# IS DOHC Head to SOHC block possible?



## Sabot (Feb 27, 2003)

Is it possible to put a ka24de DOHC cylinder head onto a 1990 ka24e block?
If so what other stuff needs changing? harness, ecu, distributer?
Which DOHC would be best s13 or s14?

or would it be more cost effective to find a good ka24de at a salvage yard or on ebay?

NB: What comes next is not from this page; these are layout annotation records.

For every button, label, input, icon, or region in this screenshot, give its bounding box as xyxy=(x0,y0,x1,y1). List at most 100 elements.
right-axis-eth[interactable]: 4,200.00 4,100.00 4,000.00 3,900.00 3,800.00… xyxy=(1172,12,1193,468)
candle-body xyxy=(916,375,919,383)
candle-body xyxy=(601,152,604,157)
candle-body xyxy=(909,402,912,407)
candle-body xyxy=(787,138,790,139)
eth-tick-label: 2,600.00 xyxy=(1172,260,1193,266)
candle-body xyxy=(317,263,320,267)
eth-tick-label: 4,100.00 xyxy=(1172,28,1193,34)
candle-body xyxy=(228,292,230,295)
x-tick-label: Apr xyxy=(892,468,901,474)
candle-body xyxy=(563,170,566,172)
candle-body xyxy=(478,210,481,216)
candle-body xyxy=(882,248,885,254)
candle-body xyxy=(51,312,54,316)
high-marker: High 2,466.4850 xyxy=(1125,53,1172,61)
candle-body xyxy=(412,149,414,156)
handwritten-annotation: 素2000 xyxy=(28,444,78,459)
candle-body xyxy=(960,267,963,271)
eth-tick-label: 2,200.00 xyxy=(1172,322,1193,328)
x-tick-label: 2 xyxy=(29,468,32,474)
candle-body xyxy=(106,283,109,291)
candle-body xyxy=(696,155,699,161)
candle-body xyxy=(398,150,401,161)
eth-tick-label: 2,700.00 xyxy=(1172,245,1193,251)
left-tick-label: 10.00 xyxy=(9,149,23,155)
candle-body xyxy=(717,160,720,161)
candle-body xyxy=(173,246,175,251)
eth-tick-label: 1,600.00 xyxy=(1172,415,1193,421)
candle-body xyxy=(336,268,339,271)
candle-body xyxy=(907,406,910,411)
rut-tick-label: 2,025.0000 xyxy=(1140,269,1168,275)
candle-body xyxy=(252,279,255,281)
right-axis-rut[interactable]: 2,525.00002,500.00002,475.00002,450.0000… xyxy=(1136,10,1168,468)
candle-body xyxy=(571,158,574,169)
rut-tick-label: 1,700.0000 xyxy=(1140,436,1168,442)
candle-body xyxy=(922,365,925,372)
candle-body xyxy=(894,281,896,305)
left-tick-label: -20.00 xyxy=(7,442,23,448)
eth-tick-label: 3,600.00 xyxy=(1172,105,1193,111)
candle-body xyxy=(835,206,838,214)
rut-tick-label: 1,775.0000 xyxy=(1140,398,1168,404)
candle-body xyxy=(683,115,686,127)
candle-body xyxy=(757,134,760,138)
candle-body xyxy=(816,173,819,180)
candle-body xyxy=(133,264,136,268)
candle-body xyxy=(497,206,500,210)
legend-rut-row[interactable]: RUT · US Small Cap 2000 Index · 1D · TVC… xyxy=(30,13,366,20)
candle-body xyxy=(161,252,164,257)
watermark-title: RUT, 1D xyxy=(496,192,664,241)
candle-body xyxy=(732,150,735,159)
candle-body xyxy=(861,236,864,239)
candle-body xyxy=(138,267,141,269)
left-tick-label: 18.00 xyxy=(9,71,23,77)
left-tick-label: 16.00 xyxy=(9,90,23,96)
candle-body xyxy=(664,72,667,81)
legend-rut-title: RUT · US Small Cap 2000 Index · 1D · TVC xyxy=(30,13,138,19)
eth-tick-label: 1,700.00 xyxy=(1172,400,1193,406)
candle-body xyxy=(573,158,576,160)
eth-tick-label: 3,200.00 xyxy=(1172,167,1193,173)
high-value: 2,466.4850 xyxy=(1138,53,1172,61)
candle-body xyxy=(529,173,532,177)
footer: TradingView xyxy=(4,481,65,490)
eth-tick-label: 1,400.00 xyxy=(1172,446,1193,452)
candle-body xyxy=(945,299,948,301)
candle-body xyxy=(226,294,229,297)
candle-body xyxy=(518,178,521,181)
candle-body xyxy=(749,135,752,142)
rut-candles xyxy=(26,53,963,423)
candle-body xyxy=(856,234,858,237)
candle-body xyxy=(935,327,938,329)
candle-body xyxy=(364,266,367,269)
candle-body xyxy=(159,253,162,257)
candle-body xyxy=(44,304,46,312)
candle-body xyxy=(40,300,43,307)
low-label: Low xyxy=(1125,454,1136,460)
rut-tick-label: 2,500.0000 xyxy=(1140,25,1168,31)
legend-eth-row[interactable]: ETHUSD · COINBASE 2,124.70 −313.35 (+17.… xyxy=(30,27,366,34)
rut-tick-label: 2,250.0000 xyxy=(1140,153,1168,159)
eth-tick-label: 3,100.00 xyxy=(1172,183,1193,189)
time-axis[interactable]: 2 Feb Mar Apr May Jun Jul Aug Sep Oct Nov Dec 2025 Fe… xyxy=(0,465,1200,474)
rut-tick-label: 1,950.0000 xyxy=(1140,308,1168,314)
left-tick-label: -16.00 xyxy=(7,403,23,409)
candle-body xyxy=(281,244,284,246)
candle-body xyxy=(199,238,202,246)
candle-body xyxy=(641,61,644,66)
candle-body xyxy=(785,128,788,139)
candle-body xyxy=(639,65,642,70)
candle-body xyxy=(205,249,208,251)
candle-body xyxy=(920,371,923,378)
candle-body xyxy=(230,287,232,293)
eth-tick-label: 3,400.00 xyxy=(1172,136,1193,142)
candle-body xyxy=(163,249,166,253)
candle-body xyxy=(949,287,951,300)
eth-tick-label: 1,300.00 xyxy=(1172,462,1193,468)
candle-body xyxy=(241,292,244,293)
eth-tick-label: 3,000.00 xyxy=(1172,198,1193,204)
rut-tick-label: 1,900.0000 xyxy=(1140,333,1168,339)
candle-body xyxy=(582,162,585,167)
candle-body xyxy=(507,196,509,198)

If that is the case can you point the way to some threads or websites or people that can help with such a swap?


----------



## nx2000 (Jan 24, 2003)

not gonna happen. I hear they are different...and I dont know why someoen would wanna do it anyway. I t would be cheaper to get a DOHC complete from a person who dd a swap or whatever than to make the head fit on that block


----------



## Sabot (Feb 27, 2003)

Why? Well being the cheap bastard that I am if it would be cheaper to put the Ka24de head on my ka24e (thus making my ka24e a de) then to by and install a a whole new engine. Plus I am now leaning toward supercharging or turbocharging the ka instead of an engine swap so the ka24de is the way to go.


----------



## 93blackSER (Feb 1, 2003)

you can get a DE engine rather cheap if you know where to look. i've seen them as low as $350 with trannies. you have to look a little harder for one with an ECU and harness tho.


----------



## SkaterRacer (Mar 10, 2003)

Damn, I was hoping that the heads would swap over. My brother's hardbody pickup needs some extra oomph and I figured a DE head and ECU would help things out a lot. But engines aren't much more expensive than the heads I was looking at.


----------